Weighted Random Balancing

This is the default strategy. Each backend is assigned a numeric priority between 0 and 9, inclusive. The backend to use for each request is determined at random taking into account backend priorities, so that backends with numerically greater priorities have proportionally greater chances of being selected than the ones with lesser priorities.

The share of requests a backend receives can be estimated as:

Pi / S(P)

where Pi is the priority of the backend with index i, and S(P) is the sum of all priorities.

Interleaved Weighted Round Robin Balancing

Requests are assigned to each backend in turn. Backend priorities, or weights, are used to control the share of requests received by each backend. The greater the weight, the more requests will be sent to this backend. In general, the share of requests assigned to a backend is calculated by the following relation:

(Pi + 1) / (N + S(P))

where N is total number of backends, and Pi and S(P) are as discussed above.

Weighted random balancing is used by default. Each backend gets the default priority 5, unless another value is expressly assigned using the Priority statement, e.g.:

Service
    Backend
        Address 192.168.0.1
        Port 80
        Priority 1
    End
    Backend
        Address 192.168.0.2
        Port 80
        Priority 9
    End
End

In this example, backend 192.168.0.2 will receive roughly 9 times more requests than backend 192.168.0.1.
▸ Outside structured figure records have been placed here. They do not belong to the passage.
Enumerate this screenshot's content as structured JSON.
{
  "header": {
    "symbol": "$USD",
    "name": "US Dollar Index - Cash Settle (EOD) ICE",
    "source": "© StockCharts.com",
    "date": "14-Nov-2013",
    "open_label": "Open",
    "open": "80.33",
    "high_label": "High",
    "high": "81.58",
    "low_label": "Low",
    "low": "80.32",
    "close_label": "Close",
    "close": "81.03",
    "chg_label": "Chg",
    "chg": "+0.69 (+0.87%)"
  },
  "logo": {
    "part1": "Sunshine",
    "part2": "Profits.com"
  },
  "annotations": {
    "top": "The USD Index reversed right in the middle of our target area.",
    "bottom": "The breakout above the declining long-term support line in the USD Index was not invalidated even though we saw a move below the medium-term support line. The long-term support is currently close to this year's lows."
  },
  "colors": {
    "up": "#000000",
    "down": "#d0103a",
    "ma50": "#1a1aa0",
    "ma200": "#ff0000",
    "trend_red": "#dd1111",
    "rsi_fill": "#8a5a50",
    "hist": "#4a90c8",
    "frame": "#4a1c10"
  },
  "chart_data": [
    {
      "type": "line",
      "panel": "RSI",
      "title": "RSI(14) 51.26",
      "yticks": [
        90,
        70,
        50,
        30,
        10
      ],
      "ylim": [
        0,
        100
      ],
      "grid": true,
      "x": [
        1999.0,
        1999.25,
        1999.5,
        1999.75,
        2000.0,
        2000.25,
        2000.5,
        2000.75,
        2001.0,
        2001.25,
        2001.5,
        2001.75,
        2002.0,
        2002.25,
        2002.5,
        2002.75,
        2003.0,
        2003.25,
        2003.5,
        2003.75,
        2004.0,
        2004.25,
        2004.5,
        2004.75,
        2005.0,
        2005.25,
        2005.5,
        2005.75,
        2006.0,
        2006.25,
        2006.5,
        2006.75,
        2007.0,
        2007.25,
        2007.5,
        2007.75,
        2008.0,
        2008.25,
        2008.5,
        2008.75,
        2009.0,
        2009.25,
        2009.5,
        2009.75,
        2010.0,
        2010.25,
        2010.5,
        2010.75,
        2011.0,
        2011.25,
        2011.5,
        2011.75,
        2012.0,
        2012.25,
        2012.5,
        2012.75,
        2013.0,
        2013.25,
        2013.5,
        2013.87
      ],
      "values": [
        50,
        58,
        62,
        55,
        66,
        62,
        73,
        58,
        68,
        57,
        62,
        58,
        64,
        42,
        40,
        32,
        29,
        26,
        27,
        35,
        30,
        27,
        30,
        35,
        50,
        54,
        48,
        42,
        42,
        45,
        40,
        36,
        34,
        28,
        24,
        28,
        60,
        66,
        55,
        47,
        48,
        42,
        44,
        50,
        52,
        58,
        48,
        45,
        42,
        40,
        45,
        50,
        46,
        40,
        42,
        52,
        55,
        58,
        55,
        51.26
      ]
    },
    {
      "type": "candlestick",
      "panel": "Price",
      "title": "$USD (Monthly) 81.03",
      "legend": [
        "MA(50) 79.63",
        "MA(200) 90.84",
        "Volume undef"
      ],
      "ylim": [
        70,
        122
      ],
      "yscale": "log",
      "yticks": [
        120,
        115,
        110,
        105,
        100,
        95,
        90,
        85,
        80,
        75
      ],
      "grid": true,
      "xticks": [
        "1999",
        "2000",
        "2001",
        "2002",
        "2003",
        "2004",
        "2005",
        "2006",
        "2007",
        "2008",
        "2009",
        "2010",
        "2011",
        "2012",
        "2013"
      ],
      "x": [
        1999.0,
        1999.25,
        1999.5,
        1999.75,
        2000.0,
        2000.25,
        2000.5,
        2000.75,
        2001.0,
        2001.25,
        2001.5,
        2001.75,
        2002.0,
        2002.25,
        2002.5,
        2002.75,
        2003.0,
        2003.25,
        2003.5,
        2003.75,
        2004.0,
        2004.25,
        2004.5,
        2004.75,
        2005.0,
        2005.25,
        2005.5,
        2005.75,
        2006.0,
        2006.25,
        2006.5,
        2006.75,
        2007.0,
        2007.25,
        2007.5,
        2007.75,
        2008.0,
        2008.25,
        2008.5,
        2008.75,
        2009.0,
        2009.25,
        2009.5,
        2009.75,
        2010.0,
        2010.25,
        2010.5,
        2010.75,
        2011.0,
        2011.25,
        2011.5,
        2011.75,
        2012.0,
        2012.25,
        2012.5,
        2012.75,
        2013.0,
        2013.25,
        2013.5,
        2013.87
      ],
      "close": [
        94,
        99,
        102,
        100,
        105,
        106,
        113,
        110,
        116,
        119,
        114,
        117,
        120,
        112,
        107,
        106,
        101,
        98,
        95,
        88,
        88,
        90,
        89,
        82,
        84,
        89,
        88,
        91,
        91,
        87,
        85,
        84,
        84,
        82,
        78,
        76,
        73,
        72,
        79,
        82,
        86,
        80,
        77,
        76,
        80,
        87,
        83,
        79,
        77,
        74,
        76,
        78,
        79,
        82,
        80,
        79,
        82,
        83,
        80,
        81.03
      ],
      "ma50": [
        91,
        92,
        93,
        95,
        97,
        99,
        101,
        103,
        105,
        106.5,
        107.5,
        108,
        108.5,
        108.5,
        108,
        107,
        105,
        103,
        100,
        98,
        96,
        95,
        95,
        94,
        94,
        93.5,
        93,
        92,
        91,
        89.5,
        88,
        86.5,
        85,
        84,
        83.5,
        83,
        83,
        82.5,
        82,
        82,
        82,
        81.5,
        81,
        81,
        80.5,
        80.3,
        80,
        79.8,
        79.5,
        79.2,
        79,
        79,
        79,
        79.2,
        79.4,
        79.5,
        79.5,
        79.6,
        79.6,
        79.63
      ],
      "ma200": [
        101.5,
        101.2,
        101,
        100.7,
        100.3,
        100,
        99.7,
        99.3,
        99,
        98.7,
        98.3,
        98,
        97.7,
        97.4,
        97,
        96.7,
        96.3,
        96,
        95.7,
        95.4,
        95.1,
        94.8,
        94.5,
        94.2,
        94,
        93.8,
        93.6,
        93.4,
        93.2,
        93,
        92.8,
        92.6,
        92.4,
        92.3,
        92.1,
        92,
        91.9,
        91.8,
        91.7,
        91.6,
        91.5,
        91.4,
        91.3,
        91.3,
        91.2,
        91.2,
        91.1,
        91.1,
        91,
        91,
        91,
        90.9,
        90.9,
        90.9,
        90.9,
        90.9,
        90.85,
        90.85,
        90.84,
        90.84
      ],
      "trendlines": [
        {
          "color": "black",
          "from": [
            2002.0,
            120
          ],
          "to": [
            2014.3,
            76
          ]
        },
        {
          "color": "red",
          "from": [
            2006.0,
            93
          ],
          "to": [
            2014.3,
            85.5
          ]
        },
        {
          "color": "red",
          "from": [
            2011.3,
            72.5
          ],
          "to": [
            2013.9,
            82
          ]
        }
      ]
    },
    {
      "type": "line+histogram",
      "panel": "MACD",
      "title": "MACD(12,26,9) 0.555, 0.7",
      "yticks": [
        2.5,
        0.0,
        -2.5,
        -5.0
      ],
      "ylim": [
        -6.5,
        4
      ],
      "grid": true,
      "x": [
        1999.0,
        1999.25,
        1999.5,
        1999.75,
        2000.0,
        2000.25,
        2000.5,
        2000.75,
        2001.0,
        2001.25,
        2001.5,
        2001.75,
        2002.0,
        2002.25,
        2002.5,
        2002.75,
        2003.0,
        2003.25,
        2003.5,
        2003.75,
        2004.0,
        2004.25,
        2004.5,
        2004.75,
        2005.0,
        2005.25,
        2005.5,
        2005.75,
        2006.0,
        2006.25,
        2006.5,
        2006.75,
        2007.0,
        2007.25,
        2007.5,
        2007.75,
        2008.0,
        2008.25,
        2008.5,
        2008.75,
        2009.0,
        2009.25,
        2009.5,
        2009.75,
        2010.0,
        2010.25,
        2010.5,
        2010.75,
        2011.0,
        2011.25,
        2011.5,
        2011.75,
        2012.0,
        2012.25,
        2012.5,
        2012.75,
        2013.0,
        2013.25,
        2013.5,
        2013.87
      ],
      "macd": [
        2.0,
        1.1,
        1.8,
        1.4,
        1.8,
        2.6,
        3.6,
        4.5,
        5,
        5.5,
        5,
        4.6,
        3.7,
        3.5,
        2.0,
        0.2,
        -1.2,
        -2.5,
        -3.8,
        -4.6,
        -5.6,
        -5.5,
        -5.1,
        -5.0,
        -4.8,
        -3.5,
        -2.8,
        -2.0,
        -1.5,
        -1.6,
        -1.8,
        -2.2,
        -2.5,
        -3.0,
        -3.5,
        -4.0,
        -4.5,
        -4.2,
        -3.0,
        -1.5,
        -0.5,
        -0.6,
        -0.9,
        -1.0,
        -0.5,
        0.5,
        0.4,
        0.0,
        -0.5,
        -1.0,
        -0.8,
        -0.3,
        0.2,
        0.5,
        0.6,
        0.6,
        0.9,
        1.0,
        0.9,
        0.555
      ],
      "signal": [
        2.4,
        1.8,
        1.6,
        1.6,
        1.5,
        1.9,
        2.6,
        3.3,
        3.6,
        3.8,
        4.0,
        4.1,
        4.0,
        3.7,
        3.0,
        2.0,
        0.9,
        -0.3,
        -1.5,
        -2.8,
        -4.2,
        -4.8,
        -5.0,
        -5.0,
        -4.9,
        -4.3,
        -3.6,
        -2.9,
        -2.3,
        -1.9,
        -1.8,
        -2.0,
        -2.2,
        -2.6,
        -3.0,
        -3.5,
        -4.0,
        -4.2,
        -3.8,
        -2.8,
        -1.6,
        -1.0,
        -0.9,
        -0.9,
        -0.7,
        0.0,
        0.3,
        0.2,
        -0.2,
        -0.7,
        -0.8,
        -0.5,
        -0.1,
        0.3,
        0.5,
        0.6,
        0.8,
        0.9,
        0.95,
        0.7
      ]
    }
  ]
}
The balancing strategy to use is defined by the Balancer keyword, which can appear either in the global scope or within a Service section. Its argument can be one of:

random

Use weighted random balancing (default).

iwrr

Use interleaved weighted round robin balancing.

The Balancer statement appearing in the global scope defines balancing strategy for all services that don’t have Balancer statement on their own.